34

196 21 3
                                    

"Aaaaaaarrrrrggghhhhh!!!! Gesang sialan! Gesang brengsek! Gesang bego! Tolol! Superlazy boy kebangetan!!!! Gue benci sama lo!!!!" entah untuk keberapa kalinya Gema meneriaki ponselnya sendiri gara-gara dia masih belum mendapatkan pencerahan sedikitpun tentang Gesang. "Abang durhaka! Kakak macam apa! Bisa-bisanya lo nelantarin adek lo sendiri yang imut? Ngebiarin adiknya sendirian! Sungguh tega duhai Gesang!" Gema meremas ponsel di genggamannya. Sengit, kesal, marah. Saat satu-satunya yang bisa dia harapkan ternyata tidak seperti itu. Sungguh mengecewakan. "Keterlaluan!"

Gema menghembuskan nafasnya kasar, lalu duduk begitu saja bersandar dinding luar perpustakaan. Gadis itu menunduk, menatap layar ponselnya yang gelap dengan jempolnya yang mengelus-elus layar itu padahal tidak ada apapun. "Mo kayak bang Toyib sampe kapan?" gumamnya pelan.

Biar tadi dia mencaci maki kakaknya dengan banyak cacian, akan tetapi, sesungguhnya Gema amat sangat merindukan kakaknya di samping dia juga membutuhkannya saat ini. Ya, bisa dibayangkan sudah berapa lama dia tidak bertemu dengan kakaknya itu.

Apakah kakaknya masih mengenalinya? Gema takut jika ternyata Gesang sudah tidak mengenalinya. Akan tetapi, Gema lebih takut kalau terjadi apa-apa pada satu-satunya saudara yang dia miliki.

"Jadi Gesang nggak pernah pulang?"

Gema celingukan mencari-cari sumber suara itu. Tengok ke kanan, tidak ada orang. Ke kiri, juga tidak ada. Ke depan, sama sekali tidak ada orang. Maklum, di jam istirahat begini pasti tempat seperti kantinlah yang ramai.

"Kabur?"

Terdengar lagi. Kali ini Gema mendongak. Matanya melotot melihat ada Genta yang sedang menunduk menatapnya. Cowok itu sedang berada di dalam perpustakaan. Tepatnya berdiri di jendela yang menghadap ke taman belakang perpus dimana Gema berada saat ini. Cowok itu menyangga dagunya dengan satu tangannya selagi satu tangannya lagi memegang sebuah buku tentang statistik.
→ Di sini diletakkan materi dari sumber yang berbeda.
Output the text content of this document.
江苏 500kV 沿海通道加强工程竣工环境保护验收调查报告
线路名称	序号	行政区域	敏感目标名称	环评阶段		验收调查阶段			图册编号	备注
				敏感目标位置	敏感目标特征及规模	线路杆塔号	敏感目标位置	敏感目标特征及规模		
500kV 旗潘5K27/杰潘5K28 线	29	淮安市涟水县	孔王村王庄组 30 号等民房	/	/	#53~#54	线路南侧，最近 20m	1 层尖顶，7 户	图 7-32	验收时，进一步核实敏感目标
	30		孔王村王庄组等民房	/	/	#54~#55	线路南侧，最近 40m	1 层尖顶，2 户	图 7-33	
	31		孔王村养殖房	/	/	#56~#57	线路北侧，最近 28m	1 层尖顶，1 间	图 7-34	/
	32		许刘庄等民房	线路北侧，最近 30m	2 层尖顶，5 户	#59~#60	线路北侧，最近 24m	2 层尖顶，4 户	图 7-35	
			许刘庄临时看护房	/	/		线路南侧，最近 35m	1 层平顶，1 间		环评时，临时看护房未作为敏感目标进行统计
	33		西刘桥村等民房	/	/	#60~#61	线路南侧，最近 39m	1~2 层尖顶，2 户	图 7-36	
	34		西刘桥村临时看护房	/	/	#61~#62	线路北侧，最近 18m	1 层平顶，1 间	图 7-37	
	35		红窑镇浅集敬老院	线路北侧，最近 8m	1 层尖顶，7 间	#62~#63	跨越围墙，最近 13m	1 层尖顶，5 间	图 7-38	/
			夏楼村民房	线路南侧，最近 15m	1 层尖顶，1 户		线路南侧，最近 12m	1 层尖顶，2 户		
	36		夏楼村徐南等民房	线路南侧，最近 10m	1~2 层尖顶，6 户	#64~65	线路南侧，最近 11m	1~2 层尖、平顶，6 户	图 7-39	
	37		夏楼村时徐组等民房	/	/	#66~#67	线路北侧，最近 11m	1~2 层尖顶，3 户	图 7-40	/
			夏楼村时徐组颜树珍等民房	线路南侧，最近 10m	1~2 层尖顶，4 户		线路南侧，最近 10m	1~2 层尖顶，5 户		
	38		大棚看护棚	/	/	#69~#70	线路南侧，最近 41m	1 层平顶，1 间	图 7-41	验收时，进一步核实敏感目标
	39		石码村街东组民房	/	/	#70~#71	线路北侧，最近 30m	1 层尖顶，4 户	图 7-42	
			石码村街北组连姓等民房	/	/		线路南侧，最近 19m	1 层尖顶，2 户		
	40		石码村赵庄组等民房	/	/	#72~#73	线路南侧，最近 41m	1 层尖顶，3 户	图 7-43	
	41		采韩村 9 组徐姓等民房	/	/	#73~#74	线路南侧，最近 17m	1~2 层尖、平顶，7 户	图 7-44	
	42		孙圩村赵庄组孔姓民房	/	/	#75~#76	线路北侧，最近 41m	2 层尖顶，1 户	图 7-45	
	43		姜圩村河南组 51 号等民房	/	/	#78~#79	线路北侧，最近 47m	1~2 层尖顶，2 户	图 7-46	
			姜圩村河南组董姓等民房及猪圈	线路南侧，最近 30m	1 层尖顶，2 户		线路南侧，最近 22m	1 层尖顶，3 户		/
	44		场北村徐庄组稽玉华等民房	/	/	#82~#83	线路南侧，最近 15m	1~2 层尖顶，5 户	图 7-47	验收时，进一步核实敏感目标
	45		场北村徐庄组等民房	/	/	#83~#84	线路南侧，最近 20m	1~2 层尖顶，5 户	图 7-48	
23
"Lo ngapain disitu? Nguping?" mata Gema memicing curiga.

"Lo yang tereak kenceng-kenceng sampe kedengeran ke perpus."

"Oh, ya mon maap. Ya udah sana, gue udah nggak tereak-tereak lagi kok." Gema kembali menatap ke arah depan.

Pluk!

"ADAAAWWWW!!" Gema kembali berteriak setelah buku statistik yang sedang Genta baca sengaja dia jatuhkan di atas kepala Gema. Gema kembali mendongak, "Sakit tau! Kalo kepala gue bocor gimana?!"

"Siniin dong, buku gue." Genta mengulurkan tangannya, meminta bukunya yang jatuh untuk kembali.

Gema melirik. Bisa-bisanya dia menyuruh-nyuruh dirinya seperti itu. Karena kesal, Gemapun berdiri sehingga berhadapan dengan Genta. "Lo mau buku ini?" Gema tersenyum licik yang kemudian membuat Genta curiga.

Benar saja, Gema membalikkan badannya kemudian melempar buku itu ke dalam kolam tidak jauh di hadapannya. Genta melotot maksimal.

"Lo?!"

"BU AYAAA! BUKU PERPUS ADA YANG SENGAJA GENTA LEMPAR NIH BU! LEMPAR KE KOL—MMMMPFHHHHT!!!???" dengan cepat Genta membekap mulut Gema yang terus menyerocos itu. Sebab suara Gema tidak main-main. Benar-benar kencang sampai semua anak di perpus menoleh kepadanya. Untung saja tubuh Gema itu mungil, jadi Genta tidak ketahuan sedang membekap seorang anak di dadanya.

Gema meronta, berusaha melepas bekapan Genta dari mulutnya, serta lengan yang melingkari lehernya. Sayangnya usahanya sia-sia, Genta terlalu kuat membekapnya, terlalu dekat hingga kepalanya menempel ke dadanya yang bidang.

Setelah Gema berhenti meronta, barulah Genta perlahan melepas bekapannya. Akan tetapi, dia tidak menarik lengannya agar tetap melingkari leher Gema.